We have extended previously reported findings on huTRIM5α by showing that the amino acid variant H43Y which results in loss of restriction of N-MLV [13] is not associated with significant differences in HIV-1 disease progression in a large human cohort. The present study also underscores the modest or negligible effect of human variants G249D and H419Y and of some haplotypes on HIV-1 susceptibility and disease progression. Despite the conserved nature of these residues in primates, the evolutionary relevance of the variants in humans is uncertain. However, it is possible that the polymorphisms found in TRIM5α might have been selected in past epidemics by viruses unrelated to HIV-1.

Materials and methods


CD4 T cells from 125 healthy Caucasian blood donors were isolated by anti-CD4 magnetic beads (Miltenyi Biotech) and cultured ex vivo in RPMI-1640 (Gibco-Invitrogen), supplemented with 20% fetal calf serum (FCS), 20 U/ml human IL-2 (Roche) and 50 μg/ml gentamicin, following stimulation with 2 μg/ml phytohaemagglutinin (PHA) during two days. CD4 T cells (106 cells) were infected with R5 clone HIV-1 NL4-3BaLenv (1000 pg p24 antigen) for 2 hours at 37°C, 5% CO2, in 1 ml final volume. Cells were washed and cultured for 7 days. Virus-containing supernatant was harvested and p24 antigen production was monitored by ELISA (Abbott). Permissiveness was defined as the ability of cells to be infected and sustain replication of HIV-1 [16]. The ex vivo viral replication for each genotype was represented by the median p24 antigen production at day 7.

Identification of SNPs, and allelic discrimination

Single nucleotide polymorphism (SNP) discovery used single strand conformation polymorphism and sequencing of 94 chromosomes (47 Caucasian blood donors). For this, a total of 21 PCR reactions were designed to cover exons, putative promoter regions, and intron-exon boundaries (6771 bp/subject). SNPs resulting in non-synonymous substitutions were then genotyped by using TaqMan allelic discrimination (Additional file 4).

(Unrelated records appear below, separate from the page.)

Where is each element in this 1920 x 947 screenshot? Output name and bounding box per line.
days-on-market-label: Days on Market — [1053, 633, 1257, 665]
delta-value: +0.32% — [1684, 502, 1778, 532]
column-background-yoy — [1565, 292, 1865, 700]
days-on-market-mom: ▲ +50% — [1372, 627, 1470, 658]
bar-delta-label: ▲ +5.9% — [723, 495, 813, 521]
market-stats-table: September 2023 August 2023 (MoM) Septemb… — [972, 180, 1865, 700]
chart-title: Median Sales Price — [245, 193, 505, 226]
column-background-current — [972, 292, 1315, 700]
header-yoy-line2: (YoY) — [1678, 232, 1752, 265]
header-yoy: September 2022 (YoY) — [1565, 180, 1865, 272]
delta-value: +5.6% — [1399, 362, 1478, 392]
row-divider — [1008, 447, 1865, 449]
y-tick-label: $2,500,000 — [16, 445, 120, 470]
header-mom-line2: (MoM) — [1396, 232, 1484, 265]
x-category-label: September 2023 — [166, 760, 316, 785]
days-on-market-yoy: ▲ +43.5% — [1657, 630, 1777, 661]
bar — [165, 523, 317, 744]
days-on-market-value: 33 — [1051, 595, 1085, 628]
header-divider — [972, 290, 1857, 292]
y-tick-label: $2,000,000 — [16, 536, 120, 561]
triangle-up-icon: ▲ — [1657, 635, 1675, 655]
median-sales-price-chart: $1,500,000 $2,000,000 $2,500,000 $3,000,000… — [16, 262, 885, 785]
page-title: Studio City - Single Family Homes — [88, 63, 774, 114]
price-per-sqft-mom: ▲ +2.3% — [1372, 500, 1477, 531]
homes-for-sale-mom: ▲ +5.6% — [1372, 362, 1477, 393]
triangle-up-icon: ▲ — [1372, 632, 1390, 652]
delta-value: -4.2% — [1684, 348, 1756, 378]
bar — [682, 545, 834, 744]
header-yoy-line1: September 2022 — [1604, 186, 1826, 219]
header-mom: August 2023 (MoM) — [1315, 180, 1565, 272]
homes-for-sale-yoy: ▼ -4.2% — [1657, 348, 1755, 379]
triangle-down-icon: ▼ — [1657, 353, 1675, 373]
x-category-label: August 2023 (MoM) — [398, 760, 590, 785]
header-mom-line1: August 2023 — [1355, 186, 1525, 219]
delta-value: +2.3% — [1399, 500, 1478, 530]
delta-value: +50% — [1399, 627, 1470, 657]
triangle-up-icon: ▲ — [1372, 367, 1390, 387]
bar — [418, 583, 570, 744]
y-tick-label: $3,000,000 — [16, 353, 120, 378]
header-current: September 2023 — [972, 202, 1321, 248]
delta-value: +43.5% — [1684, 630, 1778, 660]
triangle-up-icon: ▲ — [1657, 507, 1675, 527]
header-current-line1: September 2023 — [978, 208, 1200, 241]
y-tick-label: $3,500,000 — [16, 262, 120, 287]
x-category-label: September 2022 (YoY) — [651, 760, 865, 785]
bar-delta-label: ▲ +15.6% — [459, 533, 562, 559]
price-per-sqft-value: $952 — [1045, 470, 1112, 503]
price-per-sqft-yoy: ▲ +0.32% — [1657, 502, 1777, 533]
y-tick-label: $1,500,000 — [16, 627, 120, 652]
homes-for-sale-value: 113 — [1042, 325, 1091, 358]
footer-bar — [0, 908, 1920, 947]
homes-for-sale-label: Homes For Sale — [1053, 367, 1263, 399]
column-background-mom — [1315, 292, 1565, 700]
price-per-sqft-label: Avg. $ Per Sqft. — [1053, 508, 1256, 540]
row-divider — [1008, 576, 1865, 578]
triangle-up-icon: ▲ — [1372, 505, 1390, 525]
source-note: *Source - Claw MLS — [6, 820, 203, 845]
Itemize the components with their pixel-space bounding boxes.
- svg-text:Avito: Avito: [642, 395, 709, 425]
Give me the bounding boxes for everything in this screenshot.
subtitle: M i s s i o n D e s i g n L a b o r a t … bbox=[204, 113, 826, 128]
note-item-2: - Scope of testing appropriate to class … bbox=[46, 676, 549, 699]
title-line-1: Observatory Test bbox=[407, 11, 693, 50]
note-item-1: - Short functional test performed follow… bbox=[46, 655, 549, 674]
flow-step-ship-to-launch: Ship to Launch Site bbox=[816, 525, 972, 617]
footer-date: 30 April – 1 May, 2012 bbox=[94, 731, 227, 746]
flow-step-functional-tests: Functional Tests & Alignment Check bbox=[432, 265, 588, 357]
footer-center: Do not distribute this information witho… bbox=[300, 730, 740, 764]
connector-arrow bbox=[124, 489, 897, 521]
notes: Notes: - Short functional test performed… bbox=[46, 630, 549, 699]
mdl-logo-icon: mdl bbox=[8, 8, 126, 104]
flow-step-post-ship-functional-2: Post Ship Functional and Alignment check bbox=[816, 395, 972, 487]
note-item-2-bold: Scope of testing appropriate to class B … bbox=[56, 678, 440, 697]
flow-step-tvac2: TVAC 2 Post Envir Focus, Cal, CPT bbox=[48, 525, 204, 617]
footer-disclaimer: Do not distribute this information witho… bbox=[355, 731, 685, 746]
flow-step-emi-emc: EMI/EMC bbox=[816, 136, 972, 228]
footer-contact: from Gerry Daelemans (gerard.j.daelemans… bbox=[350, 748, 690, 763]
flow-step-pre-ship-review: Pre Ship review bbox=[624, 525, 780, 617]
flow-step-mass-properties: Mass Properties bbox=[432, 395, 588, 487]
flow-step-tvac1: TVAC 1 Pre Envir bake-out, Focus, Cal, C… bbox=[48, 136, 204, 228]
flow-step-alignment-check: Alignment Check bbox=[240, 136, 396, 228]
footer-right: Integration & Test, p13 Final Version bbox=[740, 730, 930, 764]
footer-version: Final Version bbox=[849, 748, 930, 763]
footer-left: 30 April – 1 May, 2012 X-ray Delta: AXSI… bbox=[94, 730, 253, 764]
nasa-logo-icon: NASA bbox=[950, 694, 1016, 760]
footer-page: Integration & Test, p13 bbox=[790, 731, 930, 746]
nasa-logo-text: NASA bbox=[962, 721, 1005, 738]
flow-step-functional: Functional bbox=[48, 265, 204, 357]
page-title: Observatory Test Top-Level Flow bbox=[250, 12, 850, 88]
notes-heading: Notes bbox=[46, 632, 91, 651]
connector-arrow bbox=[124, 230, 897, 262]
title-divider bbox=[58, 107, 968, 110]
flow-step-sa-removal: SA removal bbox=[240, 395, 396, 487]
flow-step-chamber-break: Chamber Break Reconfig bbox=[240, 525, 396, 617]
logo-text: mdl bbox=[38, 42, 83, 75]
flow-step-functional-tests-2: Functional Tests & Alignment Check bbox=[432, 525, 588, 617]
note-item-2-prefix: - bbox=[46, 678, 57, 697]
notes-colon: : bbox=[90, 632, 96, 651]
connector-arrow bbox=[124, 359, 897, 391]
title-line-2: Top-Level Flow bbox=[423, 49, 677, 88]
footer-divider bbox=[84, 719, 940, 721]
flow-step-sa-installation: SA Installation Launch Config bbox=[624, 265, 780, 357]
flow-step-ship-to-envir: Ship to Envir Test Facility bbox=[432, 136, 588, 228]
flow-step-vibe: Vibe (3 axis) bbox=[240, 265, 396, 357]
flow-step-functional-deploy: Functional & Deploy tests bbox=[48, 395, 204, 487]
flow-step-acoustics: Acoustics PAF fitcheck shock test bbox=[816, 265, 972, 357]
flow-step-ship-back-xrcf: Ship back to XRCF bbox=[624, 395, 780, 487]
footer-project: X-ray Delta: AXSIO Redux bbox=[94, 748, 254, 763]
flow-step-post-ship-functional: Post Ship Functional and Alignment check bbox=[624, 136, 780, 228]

Biological analysis of huTRIM5α variants

The pLPCX oncoretroviral vector containing the human and Rhesus TRIM5α gene with an HA epitope tag was obtained from the NIH AIDS Reagent Program (donated by J. Sodroski). Variants of huTRIM5α were made by using the QuikChange protocol (Stratagene). Retroviral vectors were packaged by co-transfecting the various pLPCX constructs with the pNB-tropic MLV Gag-Pol and pVSV-G packaging plasmids [17]. Supernatants were concentrated and used to transduce HeLa cells. Seventy two hours after transduction, cells were selected in 0.5 mg/ml puromycin. Expression of HA-tagged TRIM5α proteins were determined by Western blotting using an anti-HA antibody (Roche). Tubulin was detected with the anti-α tubulin antibody (Sigma). Single-cycle infectivity assays in HeLa cells used the VSV-pseudotyped recombinant viruses HIV.1-GFP and N-MLV-GFP at various m.o.i. Cells were analysed by fluorescence-activated cell sorter (FACS) 48 h after transduction.

In vivoanalysis: CD4 cell count decline

Study participants (n = 979) were recruited within the genetics project of the Swiss HIV Cohort Study [18]. The ethics committees of all participant centers approved the study. Patients gave written informed consent for genetic testing. DNA from PBMCs was used for genotyping. Their characteristics are shown in Additional file 5. The rate of decline in CD4 T cell count during the natural history of disease progression was defined as study phenotype as previously reported [19]. The CD4 T cell trajectories were modeled using a repeated measures hierarchical approach using Mlwin software [20]. Square root transformed CD4 T cell counts were modeled as a linear function of time since estimated date of seroconversion with random effects for both the intercept and the gradient with additional terms for sex, age, and risk group [19]. For each genotype, the average square root CD4 decline per year was estimated in dominant and recessive models. Haplotypes were attributed using PHASE [21].